We experimented with multiple convolutional and transformer-based architectures, including MobileNetV2, EfficientNet-B2, ConvNeXt-Tiny, Masked Autoencoder (MAE), and DINOv2. Each model was fine-tuned on our dataset using PyTorch. We applied early stopping, OneCycleLR scheduling, and label smoothing to improve generalization. The best performance was achieved with DINOv2, which demonstrated strong accuracy and robustness across terrains.

Results

Our experiments highlight both the strengths and limitations of the DINOv2 model for hole detection:

Test Set (Lamme): DINOv2 achieved ~90% overall accuracy with balanced precision/recall on the “Hole” class, confirming strong in-distribution performance.
Leiferde (Unseen Landscape): The model successfully detected 6 out of 9 holes (~67% recall, per-class accuracy 66.7%), showing that DINOv2 can generalize to similar terrains. However, the precision was very low (0.03), reflecting many false positives. This trade-off may still be acceptable in applications where missing a hole is more critical than raising false alarms.
Broitzem (Unseen Landscape): Performance dropped sharply, with only 1 out of 15 holes detected (~7% recall, per-class accuracy 6.7%). While “No Hole” predictions remained near-perfect, the model struggled with the minority class under domain shifts, likely due to terrain differences and the very small number of annotated holes.

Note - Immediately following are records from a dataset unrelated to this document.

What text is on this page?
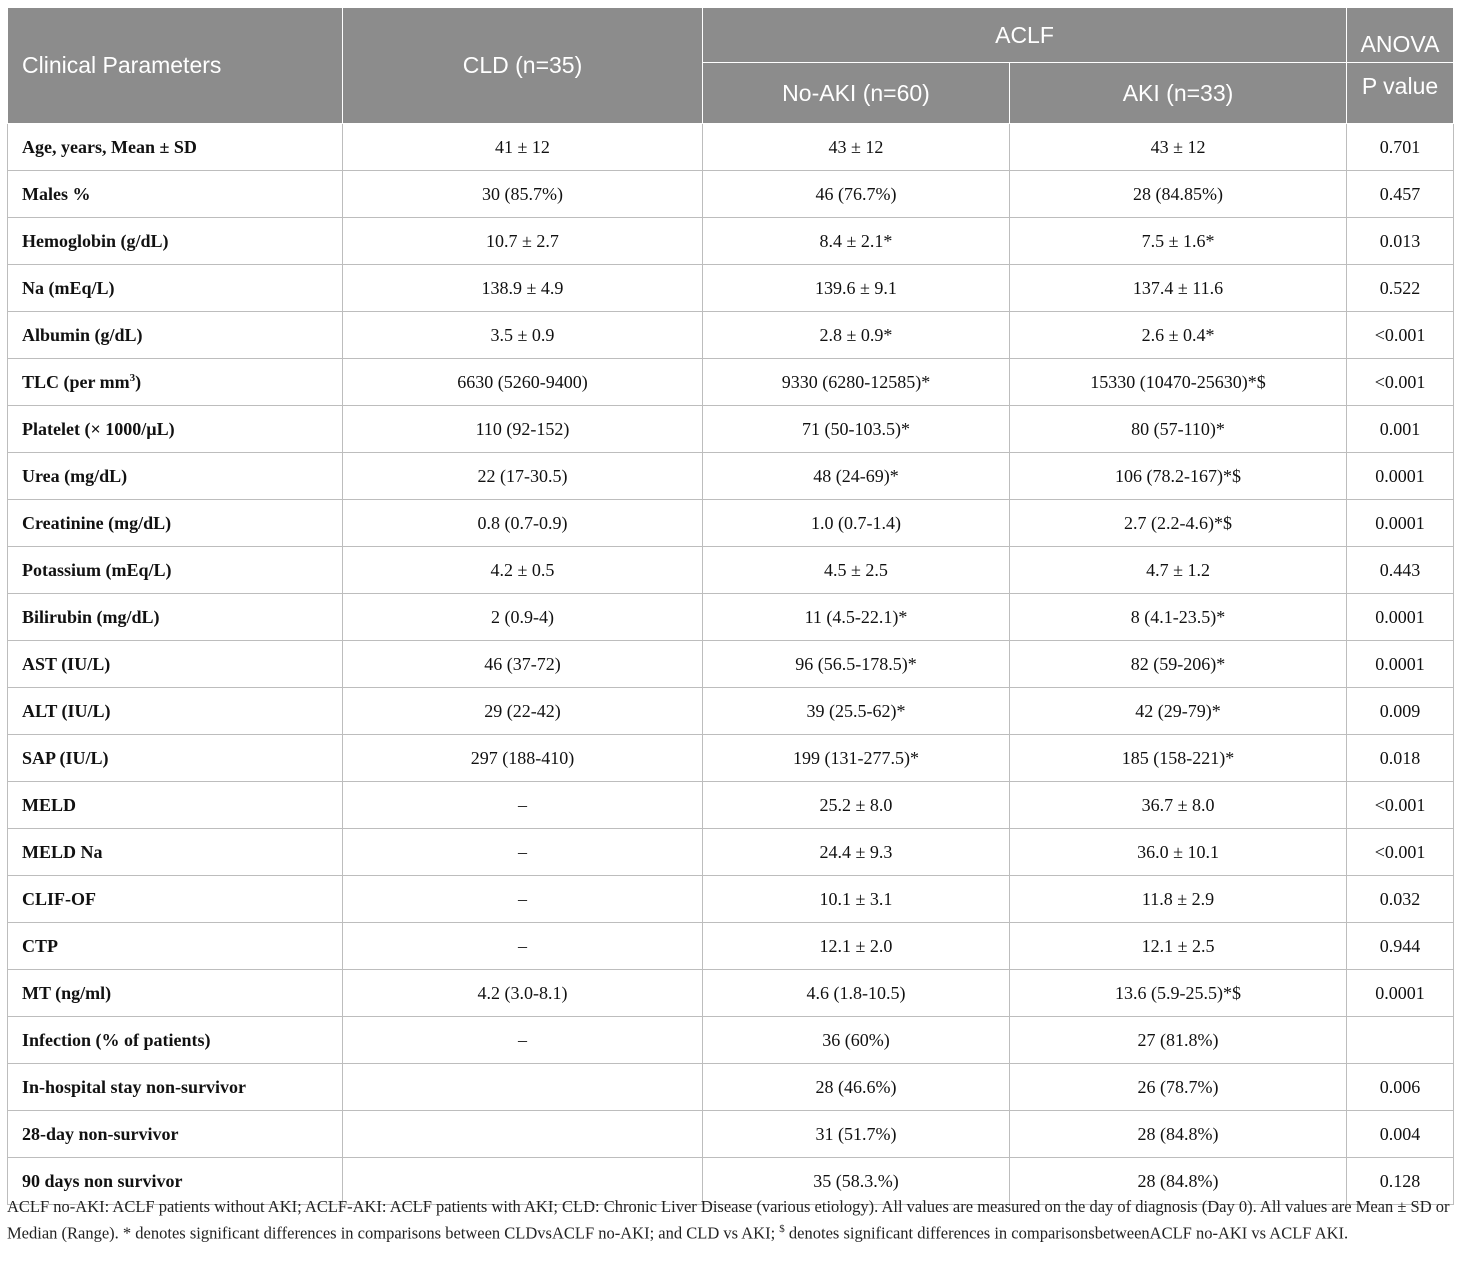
Clinical Parameters	CLD (n=35)	ACLF		ANOVA
		No-AKI (n=60)	AKI (n=33)	P value
Age, years, Mean ± SD	41 ± 12	43 ± 12	43 ± 12	0.701
Males %	30 (85.7%)	46 (76.7%)	28 (84.85%)	0.457
Hemoglobin (g/dL)	10.7 ± 2.7	8.4 ± 2.1*	7.5 ± 1.6*	0.013
Na (mEq/L)	138.9 ± 4.9	139.6 ± 9.1	137.4 ± 11.6	0.522
Albumin (g/dL)	3.5 ± 0.9	2.8 ± 0.9*	2.6 ± 0.4*	<0.001
TLC (per $mm^3$)	6630 (5260-9400)	9330 (6280-12585)*	15330 (10470-25630)*$	<0.001
Platelet (× 1000/µL)	110 (92-152)	71 (50-103.5)*	80 (57-110)*	0.001
Urea (mg/dL)	22 (17-30.5)	48 (24-69)*	106 (78.2-167)*$	0.0001
Creatinine (mg/dL)	0.8 (0.7-0.9)	1.0 (0.7-1.4)	2.7 (2.2-4.6)*$	0.0001
Potassium (mEq/L)	4.2 ± 0.5	4.5 ± 2.5	4.7 ± 1.2	0.443
Bilirubin (mg/dL)	2 (0.9-4)	11 (4.5-22.1)*	8 (4.1-23.5)*	0.0001
AST (IU/L)	46 (37-72)	96 (56.5-178.5)*	82 (59-206)*	0.0001
ALT (IU/L)	29 (22-42)	39 (25.5-62)*	42 (29-79)*	0.009
SAP (IU/L)	297 (188-410)	199 (131-277.5)*	185 (158-221)*	0.018
MELD	–	25.2 ± 8.0	36.7 ± 8.0	<0.001
MELD Na	–	24.4 ± 9.3	36.0 ± 10.1	<0.001
CLIF-OF	–	10.1 ± 3.1	11.8 ± 2.9	0.032
CTP	–	12.1 ± 2.0	12.1 ± 2.5	0.944
MT (ng/ml)	4.2 (3.0-8.1)	4.6 (1.8-10.5)	13.6 (5.9-25.5)*$	0.0001
Infection (% of patients)	–	36 (60%)	27 (81.8%)	
In-hospital stay non-survivor		28 (46.6%)	26 (78.7%)	0.006
28-day non-survivor		31 (51.7%)	28 (84.8%)	0.004
90 days non survivor		35 (58.3.%)	28 (84.8%)	0.128
ACLF no-AKI: ACLF patients without AKI; ACLF-AKI: ACLF patients with AKI; CLD: Chronic Liver Disease (various etiology). All values are measured on the day of diagnosis (Day 0). All values are Mean ± SD or Median (Range). * denotes significant differences in comparisons between CLDvsACLF no-AKI; and CLD vs AKI; $ denotes significant differences in comparisonsbetweenACLF no-AKI vs ACLF AKI.
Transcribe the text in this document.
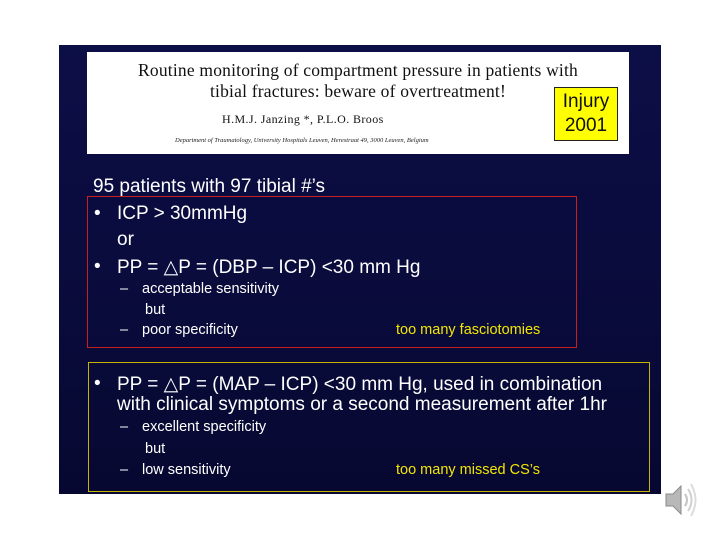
Routine monitoring of compartment pressure in patients with
tibial fractures: beware of overtreatment!
H.M.J. Janzing *, P.L.O. Broos
Department of Traumatology, University Hospitals Leuven, Herestraat 49, 3000 Leuven, Belgium
Injury
2001
95 patients with 97 tibial #’s
• ICP > 30mmHg
or
• PP = △P = (DBP – ICP) <30 mm Hg
– acceptable sensitivity
but
– poor specificity	too many fasciotomies
• PP = △P = (MAP – ICP) <30 mm Hg, used in combination
with clinical symptoms or a second measurement after 1hr
– excellent specificity
but
– low sensitivity	too many missed CS’s
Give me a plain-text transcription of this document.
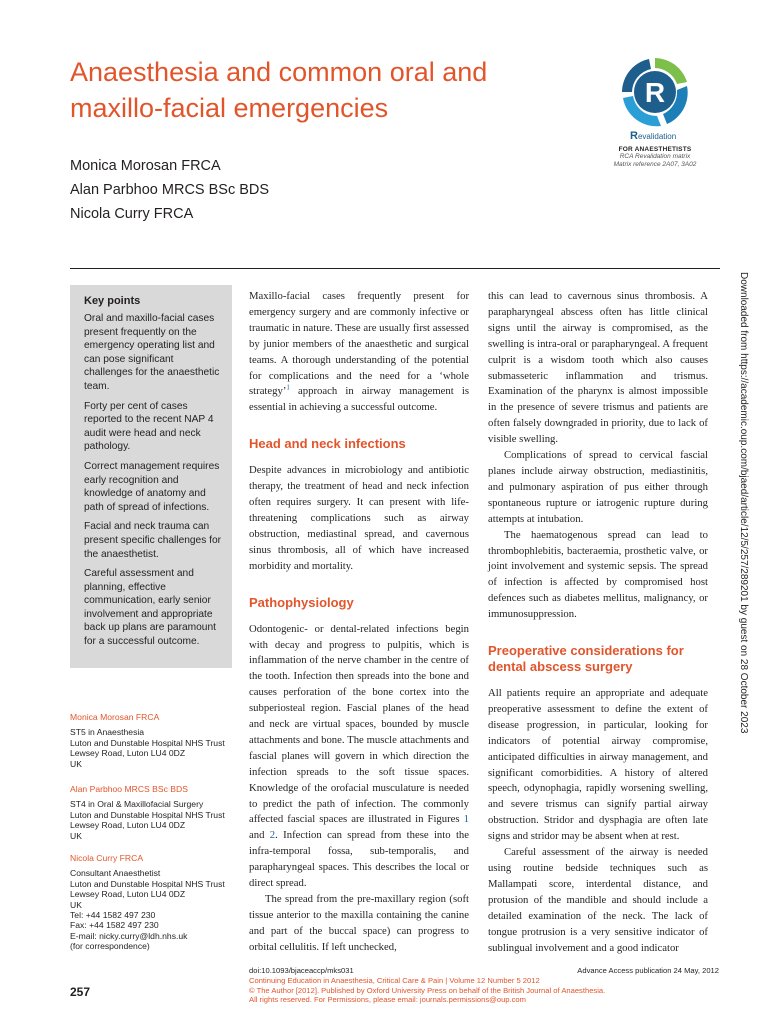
Anaesthesia and common oral and maxillo-facial emergencies
Monica Morosan FRCA
Alan Parbhoo MRCS BSc BDS
Nicola Curry FRCA
R
Revalidation
FOR ANAESTHETISTS
RCA Revalidation matrix
Matrix reference 2A07, 3A02
Key points

Oral and maxillo-facial cases present frequently on the emergency operating list and can pose significant challenges for the anaesthetic team.

Forty per cent of cases reported to the recent NAP 4 audit were head and neck pathology.

Correct management requires early recognition and knowledge of anatomy and path of spread of infections.

Facial and neck trauma can present specific challenges for the anaesthetist.

Careful assessment and planning, effective communication, early senior involvement and appropriate back up plans are paramount for a successful outcome.

Monica Morosan FRCA
ST5 in Anaesthesia
Luton and Dunstable Hospital NHS Trust
Lewsey Road, Luton LU4 0DZ
UK
Alan Parbhoo MRCS BSc BDS
ST4 in Oral & Maxillofacial Surgery
Luton and Dunstable Hospital NHS Trust
Lewsey Road, Luton LU4 0DZ
UK
Nicola Curry FRCA
Consultant Anaesthetist
Luton and Dunstable Hospital NHS Trust
Lewsey Road, Luton LU4 0DZ
UK
Tel: +44 1582 497 230
Fax: +44 1582 497 230
E-mail: nicky.curry@ldh.nhs.uk
(for correspondence)

Maxillo-facial cases frequently present for emergency surgery and are commonly infective or traumatic in nature. These are usually first assessed by junior members of the anaesthetic and surgical teams. A thorough understanding of the potential for complications and the need for a ‘whole strategy’$^1$ approach in airway management is essential in achieving a successful outcome.

Head and neck infections

Despite advances in microbiology and antibiotic therapy, the treatment of head and neck infection often requires surgery. It can present with life-threatening complications such as airway obstruction, mediastinal spread, and cavernous sinus thrombosis, all of which have increased morbidity and mortality.

Pathophysiology

Odontogenic- or dental-related infections begin with decay and progress to pulpitis, which is inflammation of the nerve chamber in the centre of the tooth. Infection then spreads into the bone and causes perforation of the bone cortex into the subperiosteal region. Fascial planes of the head and neck are virtual spaces, bounded by muscle attachments and bone. The muscle attachments and fascial planes will govern in which direction the infection spreads to the soft tissue spaces. Knowledge of the orofacial musculature is needed to predict the path of infection. The commonly affected fascial spaces are illustrated in Figures 1 and 2. Infection can spread from these into the infra-temporal fossa, sub-temporalis, and parapharyngeal spaces. This describes the local or direct spread.

The spread from the pre-maxillary region (soft tissue anterior to the maxilla containing the canine and part of the buccal space) can progress to orbital cellulitis. If left unchecked,

this can lead to cavernous sinus thrombosis. A parapharyngeal abscess often has little clinical signs until the airway is compromised, as the swelling is intra-oral or parapharyngeal. A frequent culprit is a wisdom tooth which also causes submasseteric inflammation and trismus. Examination of the pharynx is almost impossible in the presence of severe trismus and patients are often falsely downgraded in priority, due to lack of visible swelling.

Complications of spread to cervical fascial planes include airway obstruction, mediastinitis, and pulmonary aspiration of pus either through spontaneous rupture or iatrogenic rupture during attempts at intubation.

The haematogenous spread can lead to thrombophlebitis, bacteraemia, prosthetic valve, or joint involvement and systemic sepsis. The spread of infection is affected by compromised host defences such as diabetes mellitus, malignancy, or immunosuppression.

Preoperative considerations for dental abscess surgery

All patients require an appropriate and adequate preoperative assessment to define the extent of disease progression, in particular, looking for indicators of potential airway compromise, anticipated difficulties in airway management, and significant comorbidities. A history of altered speech, odynophagia, rapidly worsening swelling, and severe trismus can signify partial airway obstruction. Stridor and dysphagia are often late signs and stridor may be absent when at rest.

Careful assessment of the airway is needed using routine bedside techniques such as Mallampati score, interdental distance, and protusion of the mandible and should include a detailed examination of the neck. The lack of tongue protrusion is a very sensitive indicator of sublingual involvement and a good indicator

Downloaded from https://academic.oup.com/bjaed/article/12/5/257/289201 by guest on 28 October 2023
257
doi:10.1093/bjaceaccp/mks031	Advance Access publication 24 May, 2012
Continuing Education in Anaesthesia, Critical Care & Pain | Volume 12 Number 5 2012
© The Author [2012]. Published by Oxford University Press on behalf of the British Journal of Anaesthesia.
All rights reserved. For Permissions, please email: journals.permissions@oup.com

Summary: DINOv2 demonstrates strong accuracy on the test set and promising generalisation to landscapes similar to the training domain, but its robustness is limited when applied to significantly different terrains Performance on Unseen Dataset . Future improvements will focus on mitigating class imbalance, enriching training data with diverse environments, and exploring domain adaptation techniques to close this gap.